Scarpe rosse alla Villa Un’opera contro la violenza sulle donne

26 Novembre 2018

Inaugurato il monumento realizzato da un artista anonimo In piazza Martiri flash mob dei militanti di Fratelli d’Italia

TERAMO. Un paio di scarpe rosse, simbolo della lotta contro la violenza sulle donne. È l’opera d’arte inaugurata ieri nella villa comunale, realizzata da un artista che ha voluto restare anonimo con il contributo finanziario dell’associazione culturale Samarcanda presieduta da Leo Nodari. “Vi prego di osservare silenzio” c’è scritto sul piedistallo, un monito che l’artista ha voluto apporre alla sua opera per sottolineare la gravità del problema simboleggiato delle scarpe rosse. L’installazione del monumento è stata promossa dall’associazione culturale “Bon ton” di Anna Di Paolantonio, una donna che porta nel cuore la tragedia del femminicidio dopo la morte della sorella Remuccia, uccisa 26 anni fa dal marito durante una lite familiare. Di Paolantonio ha presenziato allo svelamento della scultura accompagnata da Mariano Pasqualoni fratello di Ester Pasqualoni, la dottoressa teramana barbaramente uccisa dal suo stalker davanti all’ospedale di Sant’Omero.
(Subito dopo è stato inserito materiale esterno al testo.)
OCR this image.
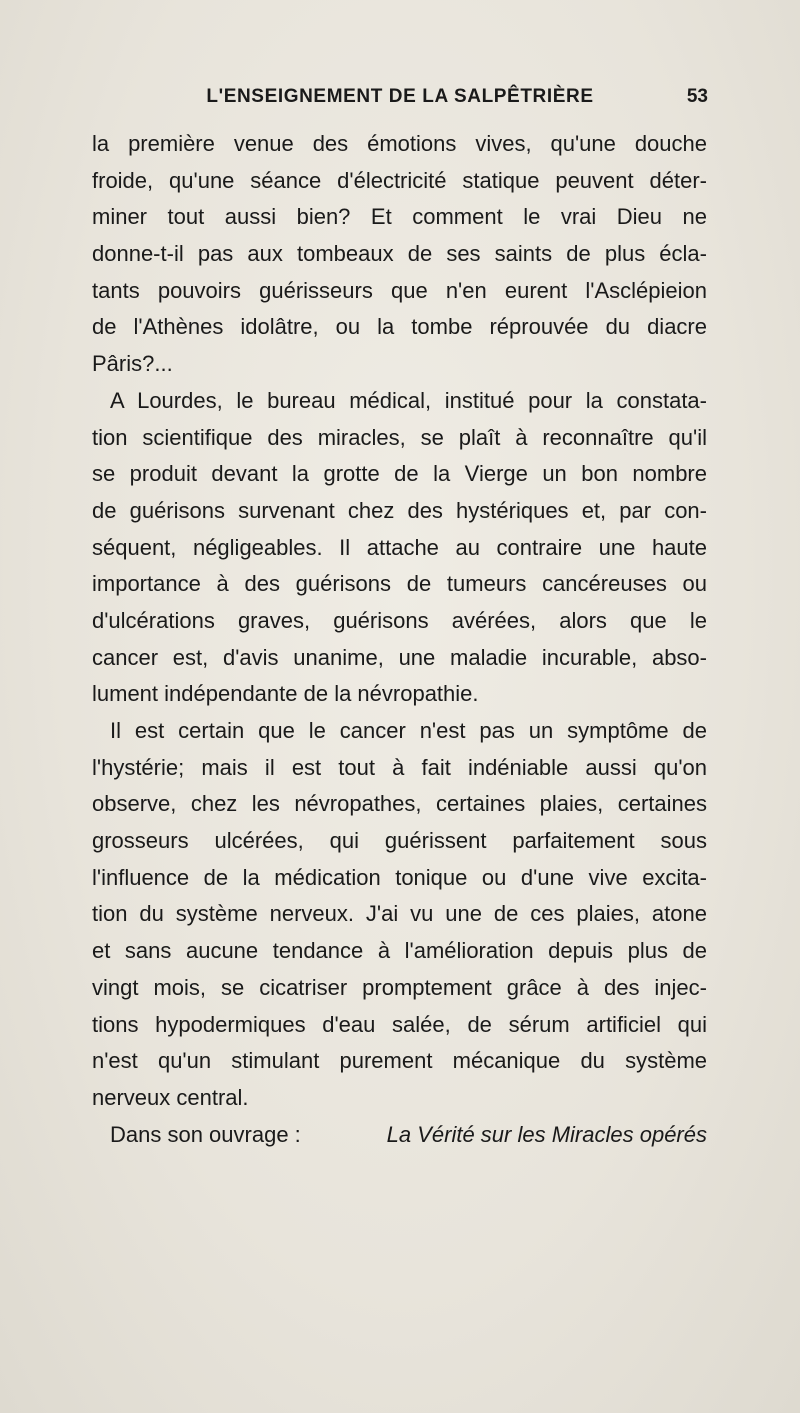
L'ENSEIGNEMENT DE LA SALPÊTRIÈRE	53
la première venue des émotions vives, qu'une douche
froide, qu'une séance d'électricité statique peuvent déter-
miner tout aussi bien? Et comment le vrai Dieu ne
donne-t-il pas aux tombeaux de ses saints de plus écla-
tants pouvoirs guérisseurs que n'en eurent l'Asclépieion
de l'Athènes idolâtre, ou la tombe réprouvée du diacre
Pâris?...
A Lourdes, le bureau médical, institué pour la constata-
tion scientifique des miracles, se plaît à reconnaître qu'il
se produit devant la grotte de la Vierge un bon nombre
de guérisons survenant chez des hystériques et, par con-
séquent, négligeables. Il attache au contraire une haute
importance à des guérisons de tumeurs cancéreuses ou
d'ulcérations graves, guérisons avérées, alors que le
cancer est, d'avis unanime, une maladie incurable, abso-
lument indépendante de la névropathie.
Il est certain que le cancer n'est pas un symptôme de
l'hystérie; mais il est tout à fait indéniable aussi qu'on
observe, chez les névropathes, certaines plaies, certaines
grosseurs ulcérées, qui guérissent parfaitement sous
l'influence de la médication tonique ou d'une vive excita-
tion du système nerveux. J'ai vu une de ces plaies, atone
et sans aucune tendance à l'amélioration depuis plus de
vingt mois, se cicatriser promptement grâce à des injec-
tions hypodermiques d'eau salée, de sérum artificiel qui
n'est qu'un stimulant purement mécanique du système
nerveux central.
Dans son ouvrage :	La Vérité sur les Miracles opérés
Alla toccante cerimonia hanno partecipato anche il sindaco Gianguido D’Alberto, la vice sindaco Maria Cristina Marroni e l’assessore Valdo Di Bonaventura. In mattinata c’è sta anche un’altra iniziativa in occasione della giornata contro la violenza sulle donne, un flash mob organizzato da una delegazione di Fratelli d’Italia in piazza Martiri, dove i militanti si sono schierati mostrando le mani dipinte di rosso, a simboleggiare il sangue versato dalle vittime, con uno striscione contro la violenza. «Il nostro partito», dichiara Marilena Rossi portavoce provinciale di Fratelli d’Italia, «è sempre stato in prima linea su questo tema e in più occasioni abbiamo chiesto un impegno più incisivo da parte del governo, a partire dall’attuazione del piano straordinario contro la violenza sessuale e di genere, per rafforzare le tutele nei confronti delle donne. In particolare, oggi è necessaria una maggiore attenzione su questi fenomeni alla luce del ripetersi di eventi criminali, alcuni particolarmente efferati, come quelli di Pamela e Desirèe. Questo passa anche attraverso una più forte sinergia tra istituzioni, forze politiche, media e forze dell’ordine».(red.te.)